136 milliards d’euros. C’est le montant prêté à près de 670 000 entreprises par les banques françaises depuis plus d’un an via le Prêt garanti par l’État (PGE) créé dans l’urgence, quand le pays plongeait dans la crise sanitaire et le premier confinement en mars 2020. Initié par les Pouvoirs publics, garanti par l’État jusqu’à 90 % et distribué par les banques commerciales [1], le PGE est un produit mixte (les risques sont essentiellement pris par l’État) qui rappelle que banques et Pouvoirs publics sont parfois liés dans la mise en œuvre d’instruments de politique économique… et que les banques ne sont pas des entreprises comme les autres. Depuis les dernières privatisations, elles sont des entreprises marchandes, tenues de réaliser des profits, voire de satisfaire des actionnaires. Elles sont très liées par la réglementation, du fait de la spécificité de leurs activités et de leur matière, l’argent (et la monnaie). Elles jouent un rôle essentiel dans l’économie, ont des prérogatives singulières comme la création monétaire…
Le PGE est un parfait exemple de politique économique à laquelle les banques sont tenues de participer. Arnaud Caudoux et Bertrand Fontaine (Bpifrance) détaillent la genèse et les mécanismes du prêt, qui a évolué au fil de concertations, et le rôle de Bpifrance avec sa garantie. Même si plane la crainte que la hausse de l’endettement et des faillites soient problématiques, le PGE a fait l’unanimité en tant que mesure de soutien, alors que des pans entiers de l’activité ont dû s’arrêter. Il a fait dire aux Pouvoirs publics comme aux banques qu’en 2020, ces dernières étaient « la solution, et pas le problème ». Le PGE peut également être analysé au regard de ce que cet outil de pilotage économique présage pour la suite. Pour Philippe Trainar (Cercle des économistes), face à la prolongation de la crise, la mesure devient contre-productive. Henri Sterdyniak (OFCE) déplore que l’État n’ait pas conditionné ces prêts au service d’une stratégie industrielle et de la transition énergétique. Jeanne Lazarus (CSO – Sciences Po) livre une approche sociologique de ce prêt de trésorerie, à l’aune de cette ambivalence entre produit marchand et aide publique et rappelle aussi que l’heure de vérité sera celle du remboursement. D’après la FBF, fin mars 2021, environ la moitié des entreprises ayant souscrit un PGE en conserve l’intégralité sur leur compte et 55 % optent pour l’année supplémentaire de décalage du remboursement en capital. 74 % d’entre elles entendent le rembourser en 2026. Le PGE interroge la place des acteurs privés et des Pouvoirs publics au service de l’utilité économique. Olivier Klein (BRED) revient sur les fondamentaux du rôle du financement par le crédit des banques commerciales. Vivien Levy-Garboua (Sciences Po) et Gérard Maarek (Edhec) rappellent que la relation banques-État s’inscrit dans un trio mouvant avec le régulateur. Hubert Bonin (Université de Bordeaux) expose les causes et effets des périodes de nationalisation et de privatisation des banques en France depuis plus d’un siècle.

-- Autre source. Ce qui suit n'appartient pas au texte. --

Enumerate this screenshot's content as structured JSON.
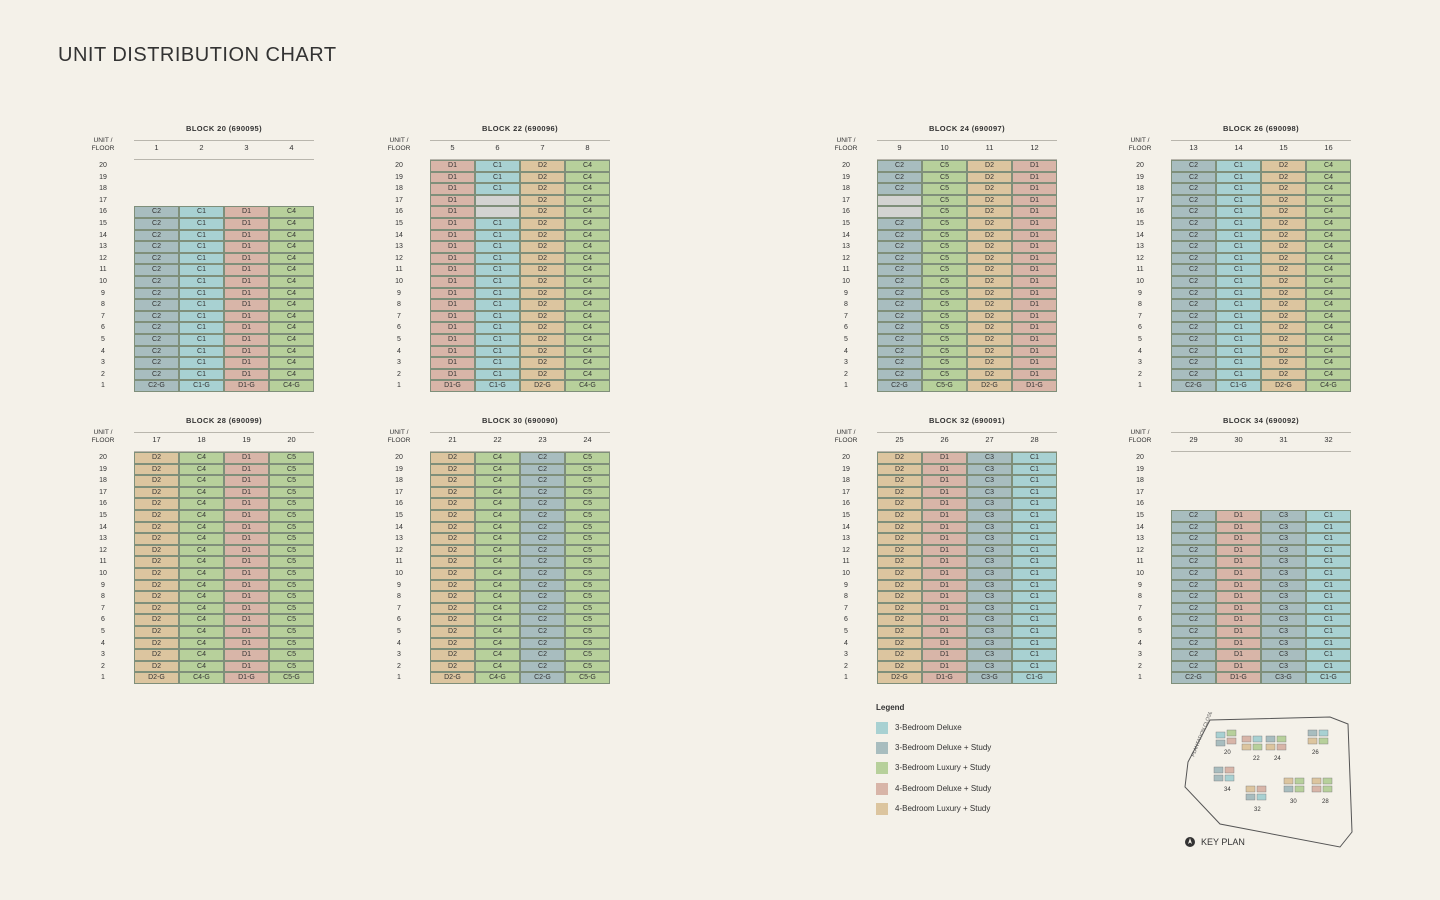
{
  "title": "UNIT DISTRIBUTION CHART",
  "unit_floor_label": [
    "UNIT /",
    "FLOOR"
  ],
  "colors": {
    "C1": "#a8d1d2",
    "C2": "#a8bdbf",
    "C3": "#a8bdbf",
    "C4": "#b7d09b",
    "C5": "#b7d09b",
    "D1": "#d8b5a8",
    "D2": "#dcc59f",
    "EMPTY": "#d3d3d1"
  },
  "blocks": [
    {
      "title": "BLOCK 20 (690095)",
      "units": [
        "1",
        "2",
        "3",
        "4"
      ],
      "types": [
        "C2",
        "C1",
        "D1",
        "C4"
      ],
      "max_floor": 16,
      "ground": [
        "C2-G",
        "C1-G",
        "D1-G",
        "C4-G"
      ],
      "empty": []
    },
    {
      "title": "BLOCK 22 (690096)",
      "units": [
        "5",
        "6",
        "7",
        "8"
      ],
      "types": [
        "D1",
        "C1",
        "D2",
        "C4"
      ],
      "max_floor": 20,
      "ground": [
        "D1-G",
        "C1-G",
        "D2-G",
        "C4-G"
      ],
      "empty": [
        [
          1,
          17
        ],
        [
          1,
          16
        ]
      ]
    },
    {
      "title": "BLOCK 24 (690097)",
      "units": [
        "9",
        "10",
        "11",
        "12"
      ],
      "types": [
        "C2",
        "C5",
        "D2",
        "D1"
      ],
      "max_floor": 20,
      "ground": [
        "C2-G",
        "C5-G",
        "D2-G",
        "D1-G"
      ],
      "empty": [
        [
          0,
          17
        ],
        [
          0,
          16
        ]
      ]
    },
    {
      "title": "BLOCK 26 (690098)",
      "units": [
        "13",
        "14",
        "15",
        "16"
      ],
      "types": [
        "C2",
        "C1",
        "D2",
        "C4"
      ],
      "max_floor": 20,
      "ground": [
        "C2-G",
        "C1-G",
        "D2-G",
        "C4-G"
      ],
      "empty": []
    },
    {
      "title": "BLOCK 28 (690099)",
      "units": [
        "17",
        "18",
        "19",
        "20"
      ],
      "types": [
        "D2",
        "C4",
        "D1",
        "C5"
      ],
      "max_floor": 20,
      "ground": [
        "D2-G",
        "C4-G",
        "D1-G",
        "C5-G"
      ],
      "empty": []
    },
    {
      "title": "BLOCK 30 (690090)",
      "units": [
        "21",
        "22",
        "23",
        "24"
      ],
      "types": [
        "D2",
        "C4",
        "C2",
        "C5"
      ],
      "max_floor": 20,
      "ground": [
        "D2-G",
        "C4-G",
        "C2-G",
        "C5-G"
      ],
      "empty": []
    },
    {
      "title": "BLOCK 32 (690091)",
      "units": [
        "25",
        "26",
        "27",
        "28"
      ],
      "types": [
        "D2",
        "D1",
        "C3",
        "C1"
      ],
      "max_floor": 20,
      "ground": [
        "D2-G",
        "D1-G",
        "C3-G",
        "C1-G"
      ],
      "empty": []
    },
    {
      "title": "BLOCK 34 (690092)",
      "units": [
        "29",
        "30",
        "31",
        "32"
      ],
      "types": [
        "C2",
        "D1",
        "C3",
        "C1"
      ],
      "max_floor": 15,
      "ground": [
        "C2-G",
        "D1-G",
        "C3-G",
        "C1-G"
      ],
      "empty": []
    }
  ],
  "legend": {
    "title": "Legend",
    "items": [
      {
        "label": "3-Bedroom Deluxe",
        "color": "#a8d1d2"
      },
      {
        "label": "3-Bedroom Deluxe + Study",
        "color": "#a8bdbf"
      },
      {
        "label": "3-Bedroom Luxury + Study",
        "color": "#b7d09b"
      },
      {
        "label": "4-Bedroom Deluxe + Study",
        "color": "#d8b5a8"
      },
      {
        "label": "4-Bedroom Luxury + Study",
        "color": "#dcc59f"
      }
    ]
  },
  "keyplan": {
    "label": "KEY PLAN",
    "road": "PLANTATION CLOSE",
    "block_numbers": [
      "20",
      "22",
      "24",
      "26",
      "34",
      "32",
      "30",
      "28"
    ]
  }
}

L’argent des Français passe obligatoirement par un compte bancaire et ces derniers ne considèrent pas les banques comme des entreprises comme les autres. Ils comprennent difficilement pourquoi ils payent des frais (alors qu’ils ne remettent pas en cause le fait de payer aux Telcos leur consommation de téléphone et d’Internet). Les banques sont au service des particuliers qui sont leurs clients, sources d’activité commerciale, et elles ont des obligations envers eux, le droit au compte notamment. Alain Bernard prône la poursuite de l’attention envers l’inclusion financière. Frédéric Dabi (IFOP) analyse l’opinion que les Français ont des banques… Ils ont des attentes fortes les assimilant à un quasi-service public, comme le maintien d’une présence importante sur le territoire.